IG broker sees a change in its clients' trading habits due to several risk-off sentiments including high inflation, rising interest rates, and the Russia-Ukraine war.
IG broker started to see a change in investment habits among its clients this year due to a lot of risk-off sentiment lately, such as rising interest rates, rising inflation rates, and geopolitical conflicts between Russia and Ukraine.
One of the main changes in the company was seen in the increasing popularity of UK stocks compared to US equities. In February, UK equities accounted for the bulk of new trading. While on the other hand, the trade split versus US stocks continues to increase in favor of UK stocks. Evidently, last month's trade split registered a figure of 57.3% for UK stocks across 2021, while US equities shortly follow at 57.2%.

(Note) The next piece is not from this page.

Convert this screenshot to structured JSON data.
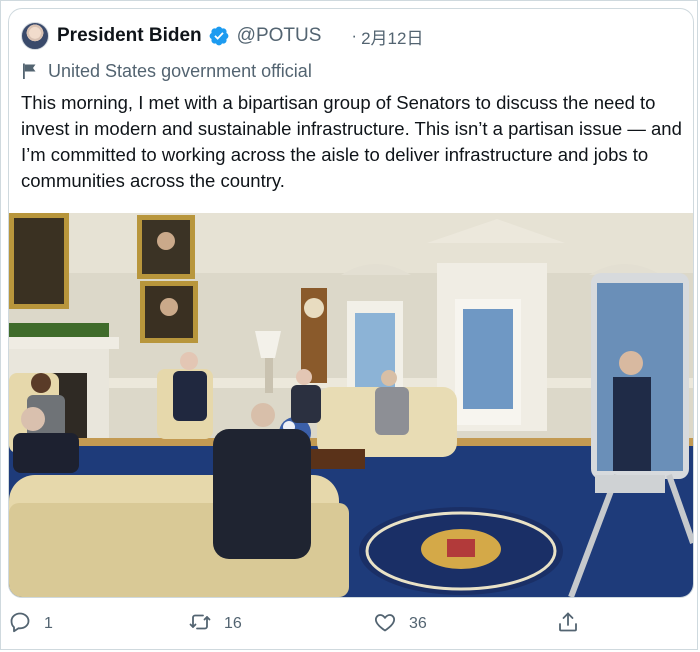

The rising popularity of UK stocks is supported by their recent better performance compared to US stocks. Since the start of the year, the FTSE 100 is up 8.4% from the S&P 500. In recent months IG has started to see a shift to share value more broadly as IG investors have started to move away from riskier assets.
The brokerage clients appear to be investing less in shares of healthcare companies during the first two months of 2022, while investments in traditional value sectors such as materials and finance grew by 2.5% and 2.4%, respectively.
Tech stocks, widely recognized as a promising sector, rose 4.3% during the period. However, this can be explained by several major tech companies reported earnings in the first two months of 2022.